Nous croisons le président de l’association M Eric MARCHAL et tous les trois nous nous asseyons dans un abri reconstitué et je commence à lire les lettres de Raoul, M Marchal prendra le relais car l’émotion est trop forte… Enfin il prend la petite pensée (fleur) réalisée par Raoul, ému il me précise que cette pensée est réalisée avec l’écorce d’un arbre (un arbre du bois d’Hauzy…)
Je reviens de ce séjour particulièrement troublée…

Pèlerinage.
 
Adhérente aujourd’hui de l’association, je reste en lien avec l’équipe. Le 25 juillet de cette année l’association a organisé une randonnée historique permettant de parcourir en partie la Main de Massiges et de s’intéresser à tous les points stratégiques de son histoire et surtout à l’histoire de ces hommes… Je me devais d’être là comme un pèlerinage.

 
Sur les traces  des soldats disparus...
 
Lors de cette randonnée, nous étions nombreux à être sur les traces d’un grand-oncle, d’un grand-père, d’un ami… ou juste là pour rendre hommage à ces hommes… Grâce à eux, nous avons pu nous rencontrer comme des camarades, échanger, partager, fraterniser…
Merci à tous ces hommes d’être le fruit de notre rencontre, merci à nos familles d’avoir conservé les traces de leur histoire, merci à l’association de la Main de Massiges de continuer à la faire vivre, merci à M Jean-Maurice SATTONNAY de me permettre ce témoignage et de vous livrer ces quelques photos…

Valérie Loriot

                                          DOCUMENTS: le site de la Main de Massiges.

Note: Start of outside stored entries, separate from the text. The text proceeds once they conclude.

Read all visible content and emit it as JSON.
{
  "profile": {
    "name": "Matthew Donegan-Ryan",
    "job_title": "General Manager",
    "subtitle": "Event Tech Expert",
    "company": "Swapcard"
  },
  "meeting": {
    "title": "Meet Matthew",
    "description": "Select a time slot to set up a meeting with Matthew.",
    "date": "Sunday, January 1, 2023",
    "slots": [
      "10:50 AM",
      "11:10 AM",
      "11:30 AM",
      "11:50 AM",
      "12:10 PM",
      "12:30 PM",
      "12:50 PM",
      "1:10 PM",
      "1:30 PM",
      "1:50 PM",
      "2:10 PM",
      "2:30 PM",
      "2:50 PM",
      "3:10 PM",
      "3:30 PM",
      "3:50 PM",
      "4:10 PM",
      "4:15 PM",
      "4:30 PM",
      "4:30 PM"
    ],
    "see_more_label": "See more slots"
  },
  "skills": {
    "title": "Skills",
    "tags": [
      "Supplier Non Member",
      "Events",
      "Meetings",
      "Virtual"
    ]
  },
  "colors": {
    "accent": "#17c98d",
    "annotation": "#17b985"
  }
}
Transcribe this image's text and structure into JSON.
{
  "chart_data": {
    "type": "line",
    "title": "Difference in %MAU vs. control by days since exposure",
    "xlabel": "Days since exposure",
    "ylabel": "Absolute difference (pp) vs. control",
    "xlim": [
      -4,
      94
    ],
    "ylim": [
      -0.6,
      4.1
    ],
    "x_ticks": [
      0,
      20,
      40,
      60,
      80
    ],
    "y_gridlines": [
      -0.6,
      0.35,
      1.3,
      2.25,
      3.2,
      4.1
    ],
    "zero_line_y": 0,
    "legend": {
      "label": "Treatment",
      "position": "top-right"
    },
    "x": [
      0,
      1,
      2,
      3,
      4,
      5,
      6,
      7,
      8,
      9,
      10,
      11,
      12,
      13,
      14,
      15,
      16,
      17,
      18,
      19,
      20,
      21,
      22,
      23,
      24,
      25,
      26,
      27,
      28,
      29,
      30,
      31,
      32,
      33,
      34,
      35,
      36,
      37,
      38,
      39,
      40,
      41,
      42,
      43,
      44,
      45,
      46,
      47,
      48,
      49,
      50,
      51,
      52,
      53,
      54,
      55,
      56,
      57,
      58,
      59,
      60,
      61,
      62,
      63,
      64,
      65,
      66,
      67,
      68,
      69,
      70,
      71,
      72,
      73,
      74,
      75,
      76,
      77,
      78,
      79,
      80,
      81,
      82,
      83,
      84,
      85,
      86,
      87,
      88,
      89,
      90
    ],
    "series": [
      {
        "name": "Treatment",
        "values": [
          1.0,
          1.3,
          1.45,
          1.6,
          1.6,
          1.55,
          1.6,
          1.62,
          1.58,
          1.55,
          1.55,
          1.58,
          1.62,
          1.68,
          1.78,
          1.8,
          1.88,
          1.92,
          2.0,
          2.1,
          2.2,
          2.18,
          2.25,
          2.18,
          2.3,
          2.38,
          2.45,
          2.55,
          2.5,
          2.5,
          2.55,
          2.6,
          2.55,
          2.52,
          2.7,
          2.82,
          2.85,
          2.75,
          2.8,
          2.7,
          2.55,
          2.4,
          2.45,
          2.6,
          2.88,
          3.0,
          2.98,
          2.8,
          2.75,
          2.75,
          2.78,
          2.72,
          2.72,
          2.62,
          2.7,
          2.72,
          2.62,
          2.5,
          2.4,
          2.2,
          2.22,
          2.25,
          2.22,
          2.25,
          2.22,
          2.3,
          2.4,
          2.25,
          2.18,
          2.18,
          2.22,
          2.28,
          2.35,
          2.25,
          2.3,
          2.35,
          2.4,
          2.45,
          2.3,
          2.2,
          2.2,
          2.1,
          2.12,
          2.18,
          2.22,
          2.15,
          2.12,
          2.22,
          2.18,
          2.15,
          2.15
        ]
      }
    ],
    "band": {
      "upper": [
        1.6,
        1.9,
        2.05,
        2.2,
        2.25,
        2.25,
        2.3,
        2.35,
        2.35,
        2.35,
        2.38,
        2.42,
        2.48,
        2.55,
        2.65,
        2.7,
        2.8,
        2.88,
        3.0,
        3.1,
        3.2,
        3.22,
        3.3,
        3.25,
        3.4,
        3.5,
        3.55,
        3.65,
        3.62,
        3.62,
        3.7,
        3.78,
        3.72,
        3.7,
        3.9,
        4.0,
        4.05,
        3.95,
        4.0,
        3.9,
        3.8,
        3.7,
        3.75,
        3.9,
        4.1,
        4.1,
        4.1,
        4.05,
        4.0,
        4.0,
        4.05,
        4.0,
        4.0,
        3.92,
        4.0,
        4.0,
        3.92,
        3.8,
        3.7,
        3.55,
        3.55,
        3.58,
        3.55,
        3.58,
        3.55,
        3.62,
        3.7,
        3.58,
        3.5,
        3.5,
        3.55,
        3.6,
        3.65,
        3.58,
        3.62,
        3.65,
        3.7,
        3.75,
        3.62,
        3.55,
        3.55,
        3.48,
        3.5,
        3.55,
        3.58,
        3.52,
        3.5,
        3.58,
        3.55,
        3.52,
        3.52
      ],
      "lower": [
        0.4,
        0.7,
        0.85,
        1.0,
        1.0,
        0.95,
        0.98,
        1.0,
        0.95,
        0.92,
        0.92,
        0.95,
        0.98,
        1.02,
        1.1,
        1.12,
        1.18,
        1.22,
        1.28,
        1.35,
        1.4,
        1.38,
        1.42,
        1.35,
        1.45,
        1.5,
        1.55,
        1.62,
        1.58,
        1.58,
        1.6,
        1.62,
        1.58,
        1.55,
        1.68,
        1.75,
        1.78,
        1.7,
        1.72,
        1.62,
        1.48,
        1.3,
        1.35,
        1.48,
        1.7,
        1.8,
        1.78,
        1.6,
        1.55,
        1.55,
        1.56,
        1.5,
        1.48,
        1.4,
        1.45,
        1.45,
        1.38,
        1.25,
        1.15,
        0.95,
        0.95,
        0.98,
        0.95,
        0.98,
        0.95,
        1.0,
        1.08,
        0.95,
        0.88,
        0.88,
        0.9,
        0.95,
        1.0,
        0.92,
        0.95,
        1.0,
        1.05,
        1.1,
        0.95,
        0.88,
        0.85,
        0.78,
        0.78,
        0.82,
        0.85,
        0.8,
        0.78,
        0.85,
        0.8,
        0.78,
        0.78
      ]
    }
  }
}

                                             (cliquer sur les images pour les agrandir)
 

 




 
Eléments du champ de bataille reconstitués par l'association.


 
Hommages.
 
Retrouvez l’histoire de la Main et de ses hommes en ligne sur le site de la main de Massiges grâce au travail minutieux de Marie Sol Monino, bénévole de l’association.
Autres sites :
reportage : 14-18 : La Main de Massiges (Marne)- France 3

1 commentaire:

  1. Merci de ce témoignage, nous ne devons rien oublier de notre histoire.
    Catherine Bosc-Bierne.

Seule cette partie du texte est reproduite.